Frankie Wallach est membre du jury Contrebande et courts-métrages. Cela veut dire voir 8 à 10 films par jour. Et, décider collectivement à qui remettre un prix. Comédienne, réalisatrice, comment s’y prend-t-elle ? À quoi est elle sensible ? Quel lien avec son parcours, en particulier la réalisation de son film ‘Trop d’amour’ projeté au FIFIB l’an dernier ?
La bio publiée dans le programme du FIFIB nous apprend que Frankie a 27 ans et que « elle se frotte à la comédie dès l’âge de 8 ans, et tourne pour Josée Dayan, Lisa Azuelos ou Simon Pastier ». Sans jamais suivre le moindre cours de théâtre. À 16 ans, elle arrête et après le bac file à Londres, à Kingston Collège, où elle apprend surtout la théorie du cinéma. Pendant 3 ans. Elle rédige un mémoire sur Léos Carax. Retour à Paris, elle fait l’Ecole du Jeu de Delphine Eliet, basée à la Goutte d’Or à Paris. Une approche très corporelle du jeu, peu psychologique. Elle qui avait la phobie des auteurs classiques finit par les découvrir, Victor Hugo par exemple. « Je me suis reconstruite ». Elle décide alors de « réaliser ses propres projets » et commence par un court métrage puis un long métrage, sur sa grand mère, Julia Wallach, rescapée des camps de concentration. Elle a présenté ce film au FIFIB l’an dernier. Mais « sans fête » en raison de la pandémie. Alors cette année, elle revient avec grand plaisir à Bordeaux pour siéger cette fois ci au jury Contrebande. Contrebande présente des films « réalisés en dehors des schémas classiques de financement, chaque film répond à sa façon au caractère nécessaire et urgent de la création ». Cette année, la section comprend 4 longs métrages et 7 courts métrages en compétition.

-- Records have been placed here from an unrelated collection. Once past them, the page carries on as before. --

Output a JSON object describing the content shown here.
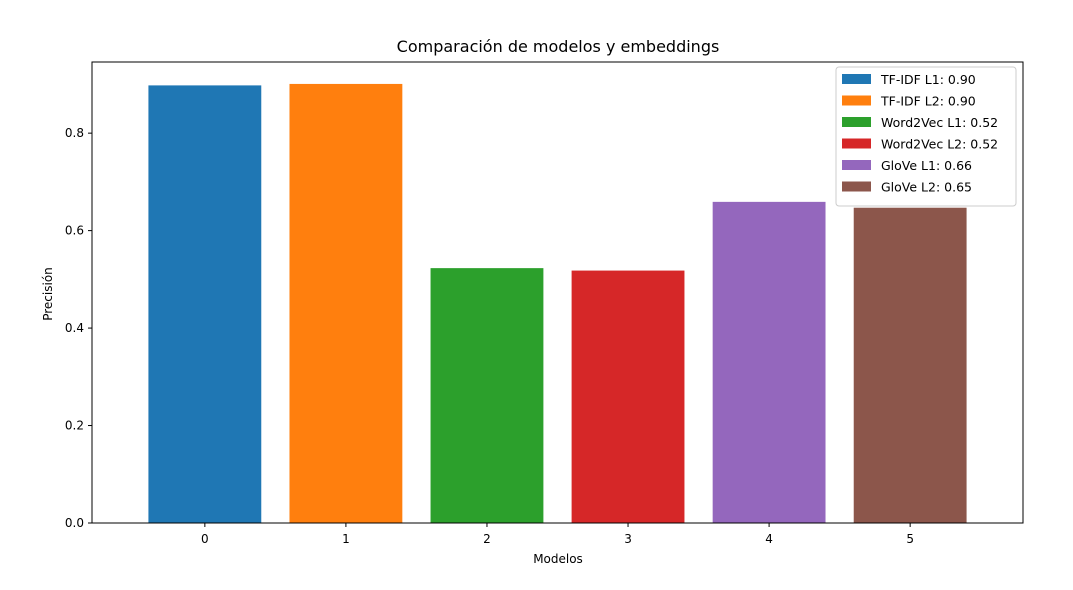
{
  "chart_data": {
    "type": "bar",
    "title": "Comparación de modelos y embeddings",
    "xlabel": "Modelos",
    "ylabel": "Precisión",
    "categories": [
      "0",
      "1",
      "2",
      "3",
      "4",
      "5"
    ],
    "values": [
      0.898,
      0.901,
      0.523,
      0.518,
      0.659,
      0.647
    ],
    "colors": [
      "#1f77b4",
      "#ff7f0e",
      "#2ca02c",
      "#d62728",
      "#9467bd",
      "#8c564b"
    ],
    "legend": [
      "TF-IDF L1: 0.90",
      "TF-IDF L2: 0.90",
      "Word2Vec L1: 0.52",
      "Word2Vec L2: 0.52",
      "GloVe L1: 0.66",
      "GloVe L2: 0.65"
    ],
    "legend_position": "top-right",
    "ylim": [
      0,
      0.946
    ],
    "yticks": [
      "0.0",
      "0.2",
      "0.4",
      "0.6",
      "0.8"
    ],
    "grid": false
  }
}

Comment attribuer un prix ?
« Comment ça se passe de l’autre côté ? Est-ce que ce sont toujours les mêmes films qui sont primés ? Comment décider d’attribuer un prix ? » Telles sont les questions que Frankie Wallach avait en arrivant. Depuis, elle a plongé dans le grand bain. Cela demande une « concentration permanente ». « On est dans l’analyse pure, en se méfiant des éventuels effets halo : un film trop bien filmé, trop léché, trop démonstratif mais finalement trop prévisible ». Elle aime se laisser emporter, être surprise. Sinon, elle s’ennuie très vite. Pour cela elle ne se documente pas avant sur le film et la personne qui l’a réalisée. Elle vient pour se sentir « remuée », « déplacée ». Elle regrette une « tendance à trop récompenser l’engagement politique, au détriment des comédies » qui en disent parfois autant sinon plus sur la vie. Malgré un rythme soutenu, elle trouve cette mission « plaisante ».
Un film d’autofiction
Il y a une cohérence et une continuité entre ce que dit Frankie Wallach sur son rôle en tant que jurée et la façon dont elle a réalisé son premier film ‘Trop d’amour‘. Un film pour dire son « amour » à sa famille, mais aussi lui dire « au revoir », savoir rire pour cacher sa pudeur. Dans une interview à Sessùn, elle qualifie son film de « feeling good movie infusé de la Shoah ». Elle raconte son histoire familiale à travers sa grand-mère, Julia, rescapée des camps de la mort mais qui « aujourd’hui sourit, danse, a fondé une famille, vit ». Pour démarrer son film, elle se lance dans un financement participatif et recueille 20 000 euros sur les 5 000 attendus et finit par rencontrer des producteurs qui la soutiennent. Son film balance entre réalité (elle joue son propre rôle, sa grand-mère et son père aussi) et fiction, avec des comédiens professionnels pour jouer le reste de la famille. De l’auto fiction en quelque sorte. Elle adore passer du rire aux larmes, et réciproquement. Son film a été acheté par Canal+ pour être diffusé via CanalPlay. « Vivre », voilà la leçon qu’elle retient de l’histoire de sa grand-mère. Et aussi, ce qu’elle aime retrouver dans les films qu’elle voit.
Frankie Wallach, cinéaste de la vie. Retenez bien ce nom.